LOPEZ v. MERRILL LYNCH, PIERCE, FENNER & SMITH, INC., NASD ID #02-04422 (Dallas, 2/5/04).

Four individuals with employee stock options in Allegiance Telecom, Inc. received a $6.4 million award of compensatory damages against Merrill and one of its Omaha-based brokers. Three of the four individuals reportedly resided in the Dallas area, where the case went forward during January and early February for a total of 21 hearing sessions. Interestingly, the last hearing session took place on February 3, 2004, yet the Award was executed and served by February 5. We note this, because NASD’s response to calls for more information about the nature of dispute consistently refers to the need to issue timely Awards, yet this Award tells the story of the case and still issued quickly.

The “Case Summary” section of the Award relates the various causes of action in the Statement of Claim, but then (in plain English) states that the dispute relates “to the handling of the shares of stock each Claimant received as part of an employee stock option plan with Allegiance Telecom.

Claimants alleged that Respondents advised them to exercise their options and to hold the stock without diversifying the account, while placing the stock into a margin account to pay the exercise costs and taxes, without explaining the risks of such a strategy. Claimants further alleged that [broker] Korkow’s advice was calculated to benefit Merrill Lynch and himself, and that Claimants lost all their wealth and owed additional sums to the IRS as a result.”

Respondents argued in their Answer, among other things, that the damages were caused, not by their actions, but by market conditions, that they acted properly and disclosed all risks, and that Claimants refused to sell their stock (and other holdings), “even as they continued to decline in value over several months.”

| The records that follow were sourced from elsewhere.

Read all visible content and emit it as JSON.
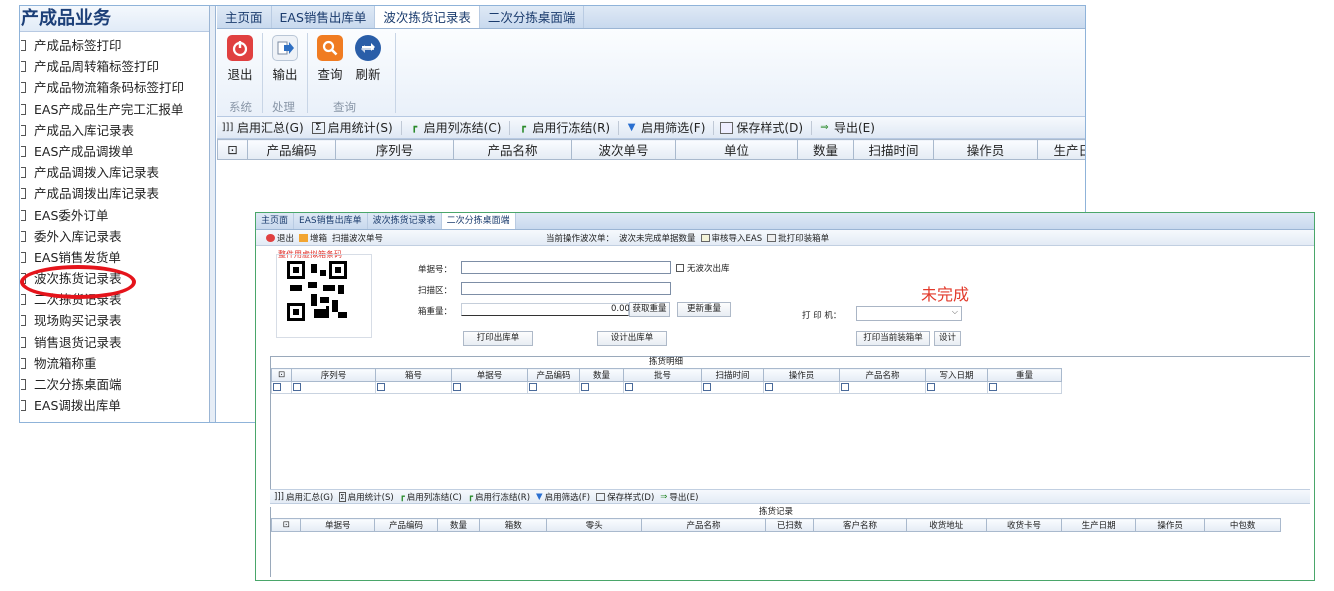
{
  "window_a": {
    "sidebar": {
      "title": "产成品业务",
      "items": [
        {
          "label": "产成品标签打印"
        },
        {
          "label": "产成品周转箱标签打印"
        },
        {
          "label": "产成品物流箱条码标签打印"
        },
        {
          "label": "EAS产成品生产完工汇报单"
        },
        {
          "label": "产成品入库记录表"
        },
        {
          "label": "EAS产成品调拨单"
        },
        {
          "label": "产成品调拨入库记录表"
        },
        {
          "label": "产成品调拨出库记录表"
        },
        {
          "label": "EAS委外订单"
        },
        {
          "label": "委外入库记录表"
        },
        {
          "label": "EAS销售发货单"
        },
        {
          "label": "波次拣货记录表"
        },
        {
          "label": "二次拣货记录表"
        },
        {
          "label": "现场购买记录表"
        },
        {
          "label": "销售退货记录表"
        },
        {
          "label": "物流箱称重"
        },
        {
          "label": "二次分拣桌面端"
        },
        {
          "label": "EAS调拨出库单"
        }
      ]
    },
    "tabs": [
      {
        "label": "主页面"
      },
      {
        "label": "EAS销售出库单"
      },
      {
        "label": "波次拣货记录表"
      },
      {
        "label": "二次分拣桌面端"
      }
    ],
    "ribbon": {
      "exit": "退出",
      "output": "输出",
      "query": "查询",
      "refresh": "刷新",
      "group_system": "系统",
      "group_process": "处理",
      "group_query": "查询"
    },
    "toolbar": {
      "summary": "启用汇总(G)",
      "stats": "启用统计(S)",
      "col_freeze": "启用列冻结(C)",
      "row_freeze": "启用行冻结(R)",
      "filter": "启用筛选(F)",
      "save_style": "保存样式(D)",
      "export": "导出(E)"
    },
    "grid_headers": [
      "产品编码",
      "序列号",
      "产品名称",
      "波次单号",
      "单位",
      "数量",
      "扫描时间",
      "操作员",
      "生产日期"
    ]
  },
  "window_b": {
    "tabs": [
      {
        "label": "主页面"
      },
      {
        "label": "EAS销售出库单"
      },
      {
        "label": "波次拣货记录表"
      },
      {
        "label": "二次分拣桌面端"
      }
    ],
    "toolbar": {
      "exit": "退出",
      "add_box": "增箱",
      "scan_wave": "扫描波次单号",
      "current_wave": "当前操作波次单：",
      "wave_unfinished": "波次未完成单据数量",
      "audit_import": "审核导入EAS",
      "batch_print": "批打印装箱单"
    },
    "form": {
      "qr_label": "整件用虚拟箱条码",
      "order_no_label": "单据号：",
      "no_wave_out": "无波次出库",
      "scan_area_label": "扫描区：",
      "box_weight_label": "箱重量：",
      "weight_value": "0.00",
      "get_weight": "获取重量",
      "update_weight": "更新重量",
      "printer_label": "打 印 机：",
      "print_outbound": "打印出库单",
      "design_outbound": "设计出库单",
      "print_current_box": "打印当前装箱单",
      "design": "设计",
      "status": "未完成"
    },
    "detail": {
      "caption": "拣货明细",
      "headers": [
        "序列号",
        "箱号",
        "单据号",
        "产品编码",
        "数量",
        "批号",
        "扫描时间",
        "操作员",
        "产品名称",
        "写入日期",
        "重量"
      ]
    },
    "toolbar2": {
      "summary": "启用汇总(G)",
      "stats": "启用统计(S)",
      "col_freeze": "启用列冻结(C)",
      "row_freeze": "启用行冻结(R)",
      "filter": "启用筛选(F)",
      "save_style": "保存样式(D)",
      "export": "导出(E)"
    },
    "records": {
      "caption": "拣货记录",
      "headers": [
        "单据号",
        "产品编码",
        "数量",
        "箱数",
        "零头",
        "产品名称",
        "已扫数",
        "客户名称",
        "收货地址",
        "收货卡号",
        "生产日期",
        "操作员",
        "中包数"
      ]
    }
  },
  "colors": {
    "accent_blue": "#1c3f78",
    "status_red": "#e23a2b",
    "annotation_red": "#e5141b",
    "window_b_border": "#4aa66a"
  }
}
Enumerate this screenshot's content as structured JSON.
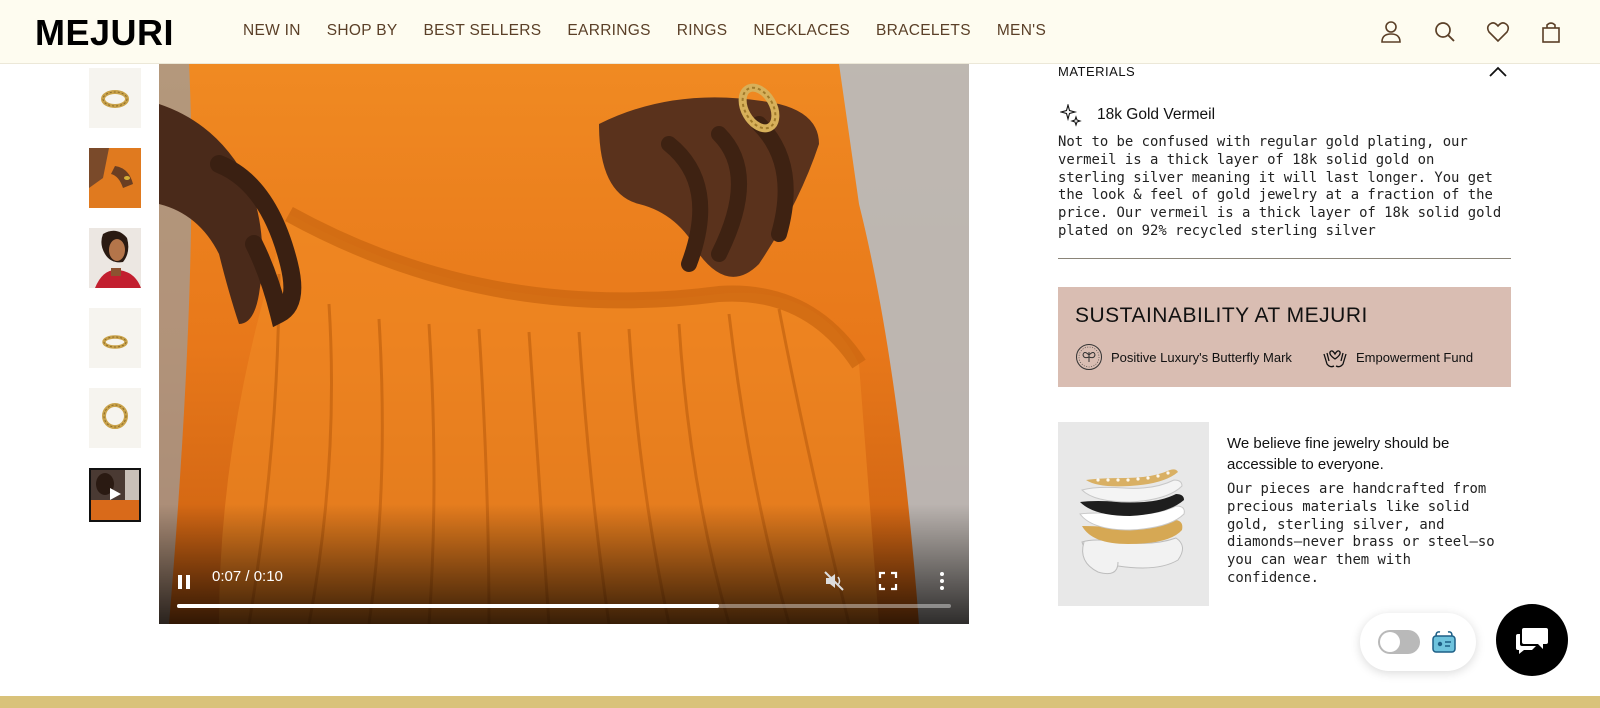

The Panel did not offer any reasoning with their decision, but they did, despite joint representation, distinguish between Merrill and the broker. The Arbitrators first allocated $6.0 million among the four Claimants, charging Respondents jointly and severally, and then they assessed an additional $100,000 in “compensatory damages” against the broker, as to each of the four Claimants. (SAC Ed: The kind of brief description of the dispute one finds here and in the occasional NASD Award adds so much content. This small effort appreciably enhances the public’s understanding of the issues the arbitrators faced, all of which aids research, statistical surveys, public perceptions of fairness, and the selection of counsel and arbitrators. SAC thanks to the Arbitrators, case counsel and/or the staff attorney who took the time to assist those important objectives. Jeffrey A. Feldman, Attorney at Law, San Francisco, CA, represented all four Claimants. Just one more general observation: Legal needs to speak to Public Relations about arbitration in terms of its strategic objectives. The spokesperson for Merrill was quoted by the Wall Street Journal as saying “[w]e disagree with the award and believe the panel either misread or misunderstood the evidence before it.” While we have no basis to question the honesty of that belief in this instance, we would observe that PR people who blame the arbitration process every time an adverse Award makes the papers forfeit credibility for convenience and/or add to the mistrust that surrounds an enviably efficient and effective system of justice. If no vacatur attempt is likely, just say you respect the process, did your level best to show the arbitrators your side of the matter, and it is time to move on!) (SAC Ref. No. 2004-06-03).